Among his works is a monograph on the writing of Prudentius. In 1893, his Die Frauenfrage vom Standpunkte der Natur, der Geschichte und der Offenbarung, translated as (The Woman Question, Considered from the Standpoint of Nature, History, and Revelation) was widely reviewed.

 The work was a reply to August Bebel's book Die Frau und der Sozialismus. Whereas Bebel demands that women and men be treated as equals, Rösler emphasized that there is "fundamentally equal morality of the sexes," while at the same time stressing that a woman's freedom lies in her ability to fulfill her role as a mother.

In 1899, Franz Hitze invited Rösler to discuss the woman question at a conference titled Praktisch-Sozialer Kursus in Strasbourg. Rösler decided to write Wahre und Falsche "Frauen-Emanzipation," which translates to True and False Emancipation of Women, which contained the same content as the speech, but with a more detailed discussion of the topics of women at medical university courses and women's suffrage.

In Wahre und Falsche "Frauen-Emanzipation", Rösler explains his ideas of what rights women should or should not be given. The book consists of an introduction, followed by three main chapters that each focus on distinct aspects of a woman's life, and a conclusion.

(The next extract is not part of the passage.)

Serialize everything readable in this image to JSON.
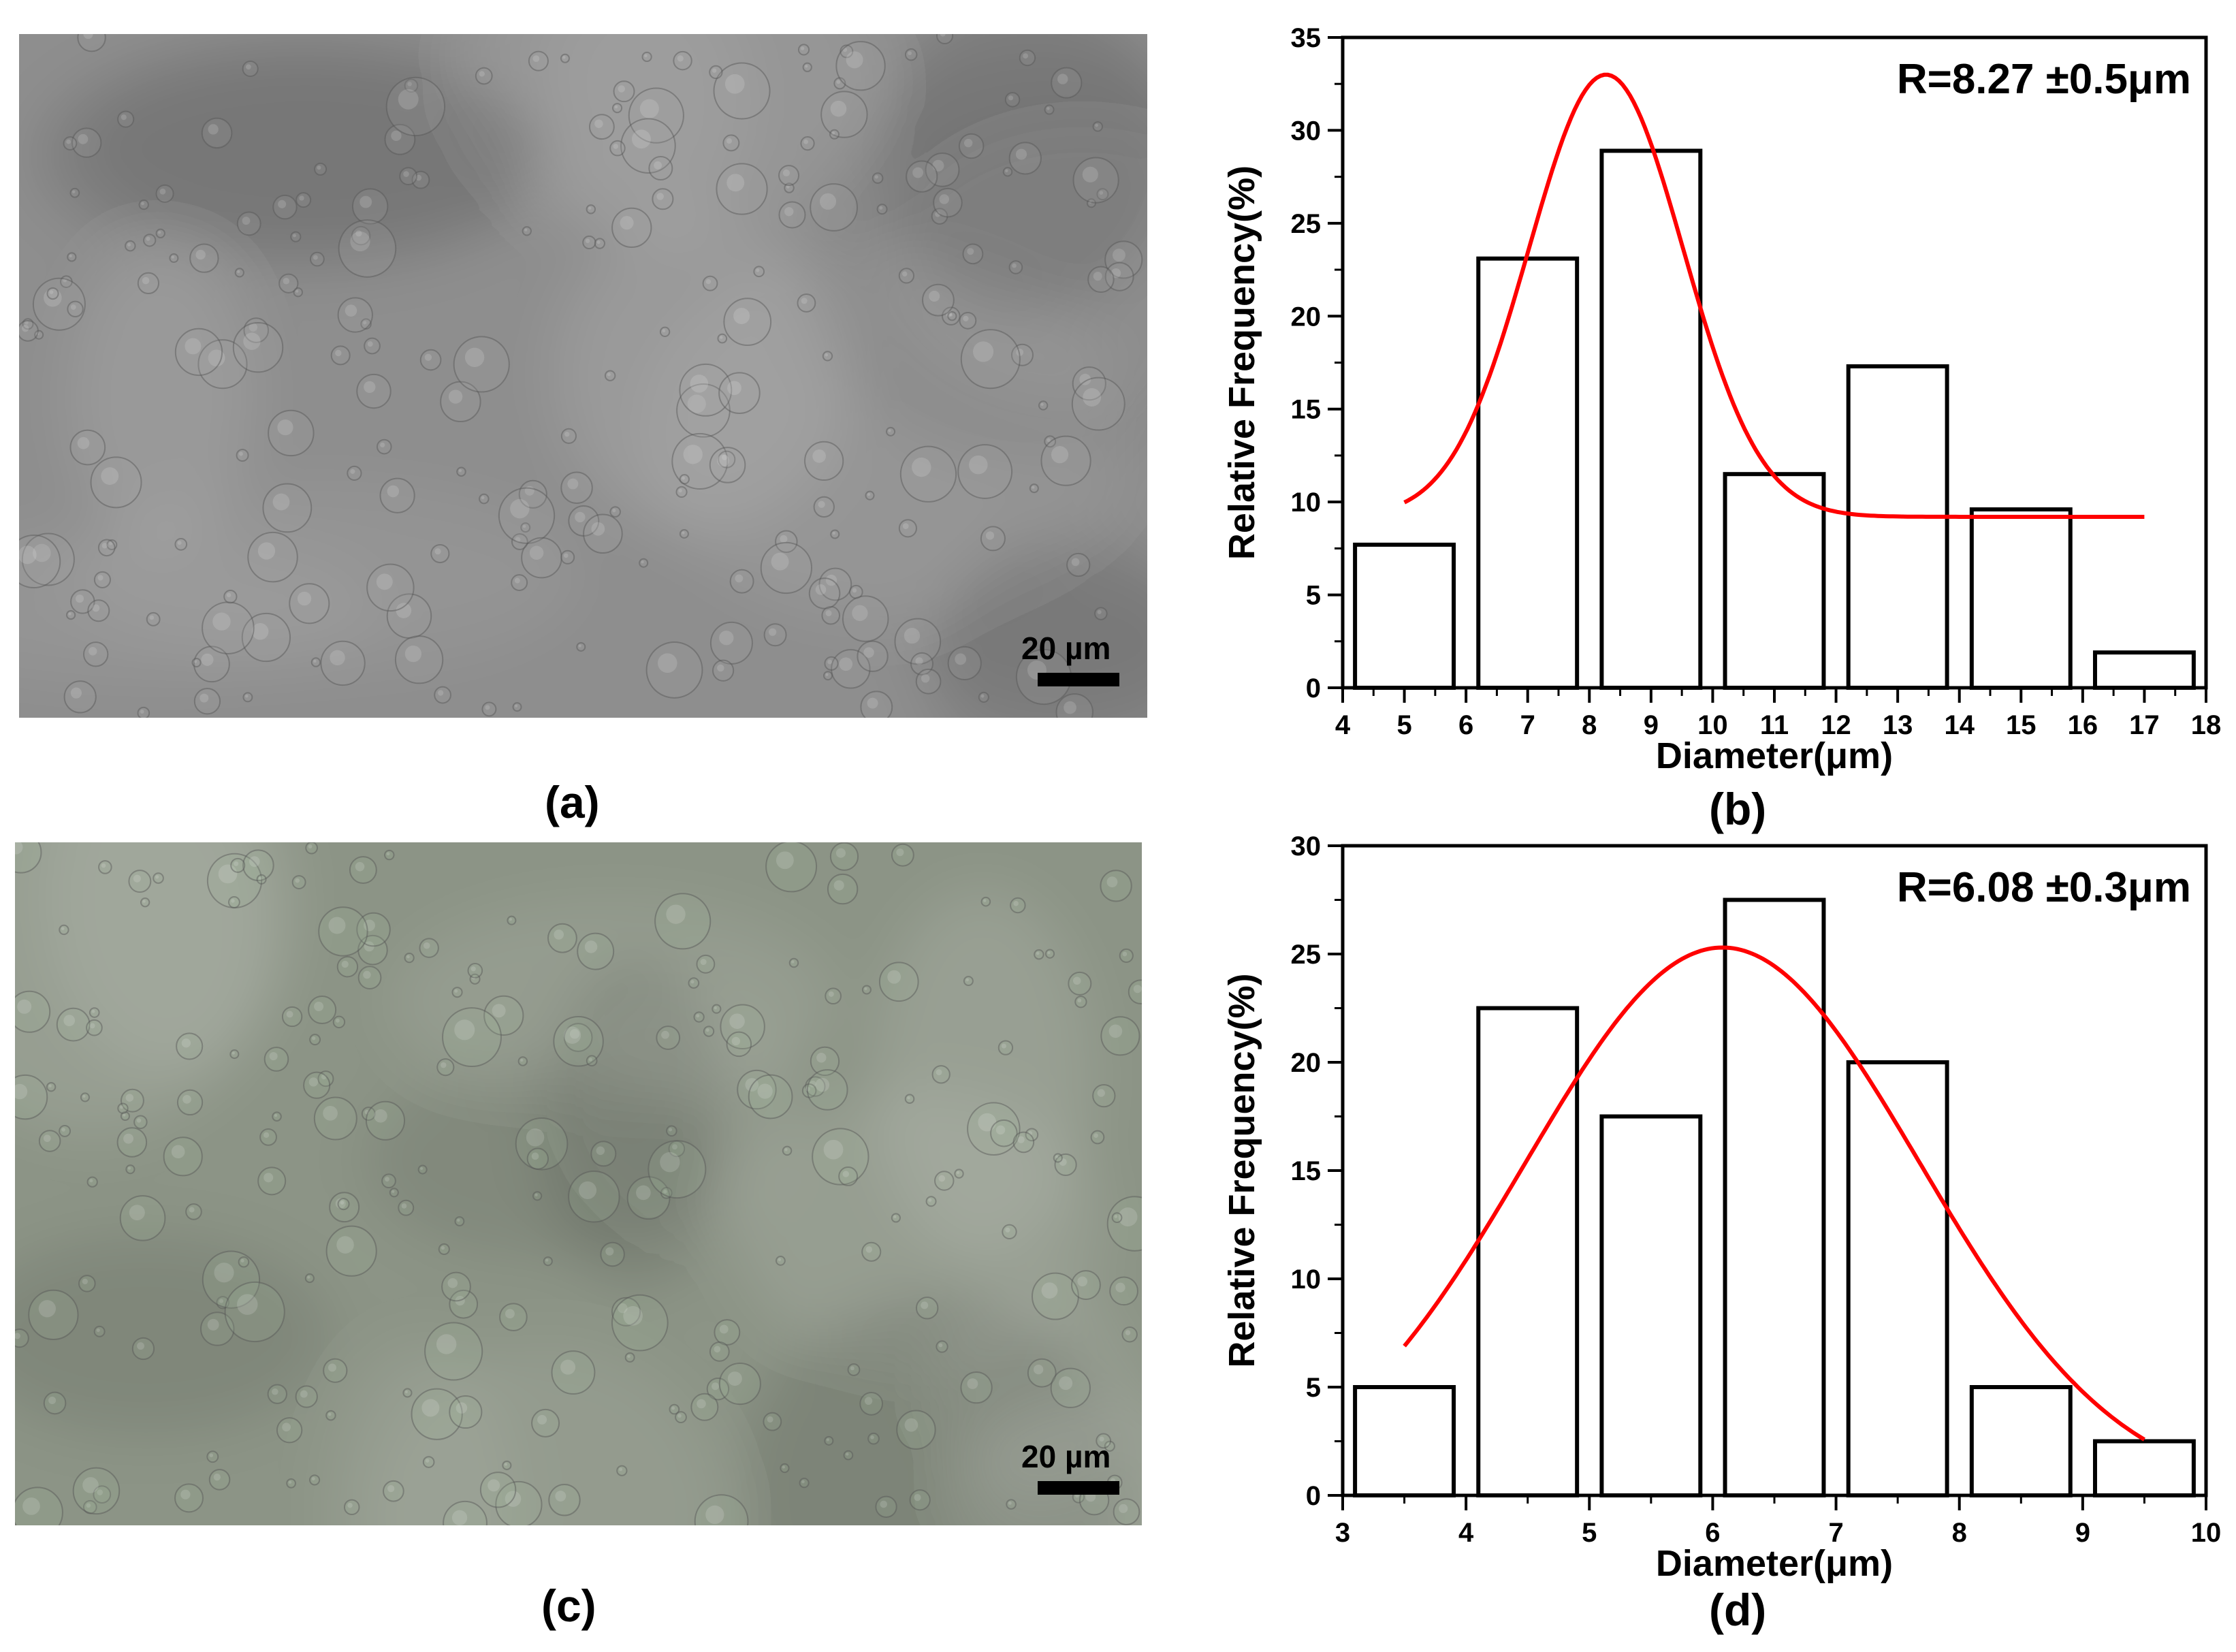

While explaining the problems of the Frauenfrage, also known as the woman question, Rösler bases his arguments on quotes from the Bible, metaphors or direct quotes from women or men of his time. Rösler was seen as revolutionary, because he was one of the first Catholics to criticize that women and men are not treated in a balanced way. More specifically, Rösler, on the one hand, demands that women deserve more rights than they have in certain fields, but on the other hand he argues that their rights should only be enough to help with her task as a mother and wife.

== Reception ==
Rösler's call for more rights for women, although limited, were seen as too liberal by many bishops of the time. The author's efforts to speak to other men, with the aim to free up some space for women in order to allow a more liberal development, was seen as revolutionary. Nevertheless, his traditional view on gender differences and the idea of fixating women to the task of being a loving and gentle mother and wife was criticized by many leading women of the Catholic women's movement, including Hedwig Dransfeld and Elisabeth Gnauck-Kühne. Gnauck-Kühne was a friend and correspondent of Rösler's.

== Works ==
- Rösler, Augustin (1886). "Der katholische dichter Aurelius Prudentius Clemens"
- Rösler, Augustin (1893). "Die Frauenfrage vom Standpunkte der Natur, der Geschichte und der Offenbarung"
- Rösler, Augustin (1907, 2nd expanded edition). Die Frauenfrage vom Standpunkte der Natur, der Geschichte und der Offenbarung (in German). Freiburg im Breisgau: Herdersche Verlagshandlung, 1907.
- Rösler, Augustin (1899). "Wahre und falsche Frauen-Emanzipation" (Reprinted by Alphonsus-Buchhandlung in Münster in 1904). In 2023, a new edition was published in modern script, edited by Florian Schirmer.